Here's short [tutorial](https://core.telegram.org/api/obtaining_api_id) about how to get your API credentials.
## Installing Telethon
First step is to install the python library
```{python}
#| eval: false
#pip3 install telethon
```
## APIs Keys
Now, we will load our keys
```{python}
# call some libraries
import os
import datetime
import pandas as pd
from dotenv import load_dotenv
import json
# get the keys
# load keys from environmental var
load_dotenv() # .env file in cwd
telegram_id= os.environ.get("telegram_id")
telegram_hash= os.environ.get("telegram_hash")
# also need your cellphone and username from telegram
phone=os.environ.get("phone_number")
username= os.environ.get("username")
username
```
## Log in to Telegram
Now everything is set up, we need to create a client and log in to our telegram account
```{python}
#| eval: false
# call packages
from telethon import TelegramClient
from telethon.errors import SessionPasswordNeededError
from telethon import sync
# Create the client and connect
def telegram_start(username, api_id, api_hash):
client = TelegramClient(username, api_id, api_hash)
client.start()
print("Client Created")
# Ensure you're authorized
if not client.is_user_authorized():
client.send_code_request(phone)
try:
client.sign_in(phone, input('Enter the code: '))
except SessionPasswordNeededError:
client.sign_in(password=input('Password: '))
return client
# Tun the function
client = telegram_start(username, telegram_id, telegram_hash)
```
### Getting Channel Members
```{python}
#| eval: false
from telethon.tl.functions.channels import GetParticipantsRequest
from telethon.tl.types import ChannelParticipantsSearch
from telethon.tl.types import (PeerChannel)
# Let's get members of the Lula Channel on Telegram
input_channel = "https://t.me/UrnasEletronicaseEleicoesBrasil"
## Getting information from channel
my_channel = client.get_entity(input_channel)
## get channel members
offset = 0
limit = 500
all_participants = []
while True:
participants = client(GetParticipantsRequest(
my_channel, ChannelParticipantsSearch(''), offset, limit,
hash=0
))
if not participants.users:
break
all_participants.extend(participants.users)
offset += len(participants.users)
# Open Json
all_user_details = []
for participant in all_participants:
all_user_details.append(
{"id": participant.id, "first_name": participant.first_name, "last_name": participant.last_name,
"user": participant.username, "phone": participant.phone, "is_bot": participant.bot})
# Check it our
df = pd.DataFrame(all_user_details)
```
```{python}
#| echo: false
```
### Getting Messages
This only gets you 100 messages.
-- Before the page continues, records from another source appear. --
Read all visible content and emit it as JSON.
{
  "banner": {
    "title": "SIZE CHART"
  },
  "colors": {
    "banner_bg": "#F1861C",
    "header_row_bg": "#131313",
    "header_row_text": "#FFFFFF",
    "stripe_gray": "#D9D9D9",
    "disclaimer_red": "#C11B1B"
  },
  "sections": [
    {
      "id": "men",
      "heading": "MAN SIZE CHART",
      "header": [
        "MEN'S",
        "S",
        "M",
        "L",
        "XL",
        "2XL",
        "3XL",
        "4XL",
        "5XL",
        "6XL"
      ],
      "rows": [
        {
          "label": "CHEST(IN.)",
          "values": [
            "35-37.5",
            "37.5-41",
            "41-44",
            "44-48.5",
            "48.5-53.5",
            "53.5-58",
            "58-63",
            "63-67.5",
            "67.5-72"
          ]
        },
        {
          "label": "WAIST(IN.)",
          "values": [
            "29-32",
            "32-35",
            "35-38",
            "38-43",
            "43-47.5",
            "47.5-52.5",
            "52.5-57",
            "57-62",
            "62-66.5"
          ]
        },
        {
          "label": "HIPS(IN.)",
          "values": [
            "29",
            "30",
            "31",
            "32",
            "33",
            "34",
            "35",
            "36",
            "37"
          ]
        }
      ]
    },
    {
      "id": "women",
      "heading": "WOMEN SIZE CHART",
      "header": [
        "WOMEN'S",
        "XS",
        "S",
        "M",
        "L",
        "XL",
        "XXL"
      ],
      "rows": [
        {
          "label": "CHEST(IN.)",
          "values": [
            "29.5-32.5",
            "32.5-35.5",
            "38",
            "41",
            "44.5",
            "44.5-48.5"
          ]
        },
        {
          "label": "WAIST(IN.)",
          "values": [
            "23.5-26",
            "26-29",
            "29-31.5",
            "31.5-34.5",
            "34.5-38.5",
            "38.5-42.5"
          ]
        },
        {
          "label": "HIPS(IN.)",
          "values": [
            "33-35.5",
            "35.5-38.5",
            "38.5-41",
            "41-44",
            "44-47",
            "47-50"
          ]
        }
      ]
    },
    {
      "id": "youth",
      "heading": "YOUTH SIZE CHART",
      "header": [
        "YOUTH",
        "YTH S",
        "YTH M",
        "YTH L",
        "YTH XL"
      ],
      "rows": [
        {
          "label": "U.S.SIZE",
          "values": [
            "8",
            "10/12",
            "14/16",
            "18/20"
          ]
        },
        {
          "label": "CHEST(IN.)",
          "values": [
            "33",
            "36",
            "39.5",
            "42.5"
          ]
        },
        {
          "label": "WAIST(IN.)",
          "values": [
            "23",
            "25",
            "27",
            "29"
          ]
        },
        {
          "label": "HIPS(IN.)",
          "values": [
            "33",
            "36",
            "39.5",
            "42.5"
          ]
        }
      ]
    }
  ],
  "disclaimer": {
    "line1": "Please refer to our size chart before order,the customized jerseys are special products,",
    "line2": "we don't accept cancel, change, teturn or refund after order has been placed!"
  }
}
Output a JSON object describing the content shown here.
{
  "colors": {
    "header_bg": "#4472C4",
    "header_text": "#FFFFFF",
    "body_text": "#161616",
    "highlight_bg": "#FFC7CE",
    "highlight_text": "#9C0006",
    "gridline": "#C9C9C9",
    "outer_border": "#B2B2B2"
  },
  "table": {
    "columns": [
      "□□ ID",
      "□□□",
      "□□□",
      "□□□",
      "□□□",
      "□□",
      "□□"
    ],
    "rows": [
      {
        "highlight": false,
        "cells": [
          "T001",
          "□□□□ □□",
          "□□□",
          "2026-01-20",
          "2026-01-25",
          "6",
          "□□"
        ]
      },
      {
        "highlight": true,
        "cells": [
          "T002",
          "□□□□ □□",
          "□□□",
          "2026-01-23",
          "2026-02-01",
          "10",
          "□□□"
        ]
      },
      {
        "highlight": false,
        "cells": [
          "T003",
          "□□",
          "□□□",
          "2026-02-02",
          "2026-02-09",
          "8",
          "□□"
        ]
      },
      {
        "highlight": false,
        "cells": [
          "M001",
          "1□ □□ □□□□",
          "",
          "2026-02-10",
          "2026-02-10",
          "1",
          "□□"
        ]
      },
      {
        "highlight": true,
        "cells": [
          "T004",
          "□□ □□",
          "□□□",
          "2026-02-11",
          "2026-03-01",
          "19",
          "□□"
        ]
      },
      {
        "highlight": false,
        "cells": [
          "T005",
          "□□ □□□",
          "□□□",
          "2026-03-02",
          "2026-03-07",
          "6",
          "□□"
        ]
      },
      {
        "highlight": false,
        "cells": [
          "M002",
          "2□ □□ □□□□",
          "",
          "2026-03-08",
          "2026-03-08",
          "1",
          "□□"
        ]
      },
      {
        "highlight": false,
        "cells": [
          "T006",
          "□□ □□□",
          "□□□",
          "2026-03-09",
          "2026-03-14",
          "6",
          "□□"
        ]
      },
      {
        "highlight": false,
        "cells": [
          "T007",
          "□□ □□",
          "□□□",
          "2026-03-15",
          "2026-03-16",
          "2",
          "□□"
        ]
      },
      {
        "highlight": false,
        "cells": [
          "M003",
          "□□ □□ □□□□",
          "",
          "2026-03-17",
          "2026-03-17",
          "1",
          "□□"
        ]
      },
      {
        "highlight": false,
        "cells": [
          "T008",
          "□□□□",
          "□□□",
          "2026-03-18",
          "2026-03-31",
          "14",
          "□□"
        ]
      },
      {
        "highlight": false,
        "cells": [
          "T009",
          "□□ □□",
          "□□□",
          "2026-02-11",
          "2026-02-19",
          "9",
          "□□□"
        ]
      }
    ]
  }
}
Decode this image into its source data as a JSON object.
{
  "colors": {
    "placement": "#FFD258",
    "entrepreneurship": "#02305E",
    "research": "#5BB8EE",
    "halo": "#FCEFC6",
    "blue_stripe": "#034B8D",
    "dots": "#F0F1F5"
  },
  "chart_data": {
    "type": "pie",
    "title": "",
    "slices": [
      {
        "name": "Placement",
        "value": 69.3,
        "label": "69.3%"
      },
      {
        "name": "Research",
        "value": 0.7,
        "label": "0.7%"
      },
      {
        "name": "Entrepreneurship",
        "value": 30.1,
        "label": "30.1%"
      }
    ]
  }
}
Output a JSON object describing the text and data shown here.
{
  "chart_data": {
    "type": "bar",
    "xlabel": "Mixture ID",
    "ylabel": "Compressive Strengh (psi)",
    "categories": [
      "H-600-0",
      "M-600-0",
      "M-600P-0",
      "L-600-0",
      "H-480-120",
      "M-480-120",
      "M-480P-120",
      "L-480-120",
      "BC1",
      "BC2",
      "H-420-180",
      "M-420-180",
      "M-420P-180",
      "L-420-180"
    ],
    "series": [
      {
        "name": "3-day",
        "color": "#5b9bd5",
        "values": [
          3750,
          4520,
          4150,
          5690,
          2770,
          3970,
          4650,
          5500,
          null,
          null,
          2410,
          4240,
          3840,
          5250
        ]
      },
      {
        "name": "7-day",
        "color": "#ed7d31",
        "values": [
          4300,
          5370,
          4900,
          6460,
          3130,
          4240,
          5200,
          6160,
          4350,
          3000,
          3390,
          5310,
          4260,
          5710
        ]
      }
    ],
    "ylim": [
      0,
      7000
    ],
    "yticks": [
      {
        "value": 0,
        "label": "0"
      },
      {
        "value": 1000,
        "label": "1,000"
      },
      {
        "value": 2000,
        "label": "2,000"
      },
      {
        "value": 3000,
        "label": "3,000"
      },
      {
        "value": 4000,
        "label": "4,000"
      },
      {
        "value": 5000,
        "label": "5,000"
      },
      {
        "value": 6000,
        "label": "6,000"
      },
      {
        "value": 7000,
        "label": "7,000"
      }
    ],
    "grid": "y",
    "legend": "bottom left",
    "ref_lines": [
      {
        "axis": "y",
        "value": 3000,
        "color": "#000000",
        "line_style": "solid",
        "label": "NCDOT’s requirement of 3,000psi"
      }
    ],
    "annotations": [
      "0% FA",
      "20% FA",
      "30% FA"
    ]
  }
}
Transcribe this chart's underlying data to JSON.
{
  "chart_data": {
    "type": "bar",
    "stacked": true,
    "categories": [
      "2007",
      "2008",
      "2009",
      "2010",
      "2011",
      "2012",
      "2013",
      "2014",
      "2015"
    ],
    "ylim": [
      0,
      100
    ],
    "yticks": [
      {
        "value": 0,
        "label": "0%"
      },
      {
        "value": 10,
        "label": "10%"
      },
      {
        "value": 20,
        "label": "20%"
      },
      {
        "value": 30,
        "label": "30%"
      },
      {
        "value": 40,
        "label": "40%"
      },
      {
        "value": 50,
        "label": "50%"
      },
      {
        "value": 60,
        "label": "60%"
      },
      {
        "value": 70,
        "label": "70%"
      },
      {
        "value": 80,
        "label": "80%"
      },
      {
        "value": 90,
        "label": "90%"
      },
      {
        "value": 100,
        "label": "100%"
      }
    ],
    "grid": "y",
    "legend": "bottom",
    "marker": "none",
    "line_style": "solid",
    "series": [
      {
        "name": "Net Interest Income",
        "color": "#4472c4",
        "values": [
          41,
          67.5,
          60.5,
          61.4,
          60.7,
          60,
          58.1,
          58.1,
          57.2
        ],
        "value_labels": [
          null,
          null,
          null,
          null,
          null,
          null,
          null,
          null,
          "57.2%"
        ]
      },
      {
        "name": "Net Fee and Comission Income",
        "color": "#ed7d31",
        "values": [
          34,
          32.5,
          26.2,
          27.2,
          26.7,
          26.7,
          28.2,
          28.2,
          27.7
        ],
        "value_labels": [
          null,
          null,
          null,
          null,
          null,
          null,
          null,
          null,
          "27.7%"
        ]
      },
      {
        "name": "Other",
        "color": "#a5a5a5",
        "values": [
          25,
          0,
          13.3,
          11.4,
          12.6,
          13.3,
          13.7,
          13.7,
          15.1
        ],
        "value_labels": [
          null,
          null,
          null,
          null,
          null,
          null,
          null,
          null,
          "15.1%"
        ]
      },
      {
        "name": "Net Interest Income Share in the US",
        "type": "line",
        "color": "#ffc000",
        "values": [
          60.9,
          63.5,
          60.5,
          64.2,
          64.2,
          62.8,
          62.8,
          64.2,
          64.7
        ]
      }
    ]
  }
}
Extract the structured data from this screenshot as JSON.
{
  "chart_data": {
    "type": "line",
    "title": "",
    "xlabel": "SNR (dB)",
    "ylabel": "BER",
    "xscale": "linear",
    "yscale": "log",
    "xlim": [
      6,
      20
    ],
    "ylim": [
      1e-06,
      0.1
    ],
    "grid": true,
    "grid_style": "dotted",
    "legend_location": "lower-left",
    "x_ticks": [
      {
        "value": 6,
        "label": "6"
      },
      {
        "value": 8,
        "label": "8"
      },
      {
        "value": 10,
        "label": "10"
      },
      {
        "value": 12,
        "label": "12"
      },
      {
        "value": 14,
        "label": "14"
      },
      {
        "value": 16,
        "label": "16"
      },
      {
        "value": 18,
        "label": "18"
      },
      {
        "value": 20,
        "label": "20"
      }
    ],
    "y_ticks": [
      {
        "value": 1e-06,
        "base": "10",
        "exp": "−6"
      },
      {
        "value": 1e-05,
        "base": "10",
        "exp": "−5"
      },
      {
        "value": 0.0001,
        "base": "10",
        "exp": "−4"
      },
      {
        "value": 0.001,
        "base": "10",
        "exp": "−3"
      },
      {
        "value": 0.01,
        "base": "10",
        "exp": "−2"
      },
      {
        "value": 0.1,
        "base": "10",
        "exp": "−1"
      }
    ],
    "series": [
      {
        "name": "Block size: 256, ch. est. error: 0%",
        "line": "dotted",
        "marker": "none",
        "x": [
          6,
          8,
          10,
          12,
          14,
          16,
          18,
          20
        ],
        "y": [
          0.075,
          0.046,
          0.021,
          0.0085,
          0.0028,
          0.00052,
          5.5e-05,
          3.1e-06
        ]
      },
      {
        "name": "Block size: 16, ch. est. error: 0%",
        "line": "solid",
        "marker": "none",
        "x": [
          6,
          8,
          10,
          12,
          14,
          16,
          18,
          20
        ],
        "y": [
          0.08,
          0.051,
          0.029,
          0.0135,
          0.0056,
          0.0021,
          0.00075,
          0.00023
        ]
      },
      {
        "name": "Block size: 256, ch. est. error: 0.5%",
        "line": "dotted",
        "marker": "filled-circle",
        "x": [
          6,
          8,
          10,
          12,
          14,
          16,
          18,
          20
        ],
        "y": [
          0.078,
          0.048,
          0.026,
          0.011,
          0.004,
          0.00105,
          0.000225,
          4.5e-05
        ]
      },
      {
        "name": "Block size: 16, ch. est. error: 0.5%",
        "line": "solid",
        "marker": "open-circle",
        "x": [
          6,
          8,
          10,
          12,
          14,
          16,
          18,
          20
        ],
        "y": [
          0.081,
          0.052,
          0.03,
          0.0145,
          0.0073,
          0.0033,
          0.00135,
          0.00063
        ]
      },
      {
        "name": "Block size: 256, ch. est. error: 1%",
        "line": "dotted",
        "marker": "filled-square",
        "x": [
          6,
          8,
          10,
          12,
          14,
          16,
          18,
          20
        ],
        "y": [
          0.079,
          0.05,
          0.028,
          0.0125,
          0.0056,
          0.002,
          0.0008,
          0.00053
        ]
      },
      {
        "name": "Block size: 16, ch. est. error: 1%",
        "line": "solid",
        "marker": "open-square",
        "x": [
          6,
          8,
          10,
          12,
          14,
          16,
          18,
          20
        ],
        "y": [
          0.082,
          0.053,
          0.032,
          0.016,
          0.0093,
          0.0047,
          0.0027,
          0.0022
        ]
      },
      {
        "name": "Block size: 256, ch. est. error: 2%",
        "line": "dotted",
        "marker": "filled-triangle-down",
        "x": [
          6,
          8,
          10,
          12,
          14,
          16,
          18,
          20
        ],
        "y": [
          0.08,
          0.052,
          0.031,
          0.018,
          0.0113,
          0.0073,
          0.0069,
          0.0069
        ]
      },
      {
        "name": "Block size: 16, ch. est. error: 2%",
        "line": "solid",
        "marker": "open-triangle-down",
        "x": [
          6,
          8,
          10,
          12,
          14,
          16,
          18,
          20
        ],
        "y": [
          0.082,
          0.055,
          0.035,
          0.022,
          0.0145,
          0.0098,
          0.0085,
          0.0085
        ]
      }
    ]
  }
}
You need to wrap it in a loop to get all the messages in the chat.
```{python}
#| eval: false
from telethon.tl.functions.messages import (GetHistoryRequest)
from telethon.tl.types import (PeerChannel)
import json
offset_id = 0
limit = 1000
all_messages = []
total_messages = 0
total_count_limit = 0
# capture data
history = client(GetHistoryRequest(
peer=my_channel,
offset_id=offset_id,
offset_date=None,
add_offset=0,
limit=limit,
max_id=0,
min_id=0,
hash=0
))
# get messages objects
messages = history.messages
# convert to a dictionary
for message in messages:
all_messages.append(message.to_dict())
# save json
with open('data_telegram/message_data.json', 'w') as outfile:
json.dump(all_messages, outfile, indent=4, sort_keys=True, default=str)
```
### Quick data cleaning
```{python}
# convert to pandas
# Opening JSON file
f = open('data_telegram/message_data.json')
# returns JSON object as
# a dictionary
data = json.load(f)
df = pd.DataFrame(data)
df.keys()
```
```{python}
# open nested lists
df = pd.concat([df, df["from_id"].apply(pd.Series)], axis=1)
# See
df.head()
```
### Conclusion
This is a very quick introduction. If you want to do this at scale, you need to first curate a list of channels you are interested in. Second, you need to host this code in a server so that you can make multiple calls over the days. Third, you probably need to use the async package to make this code more efficient.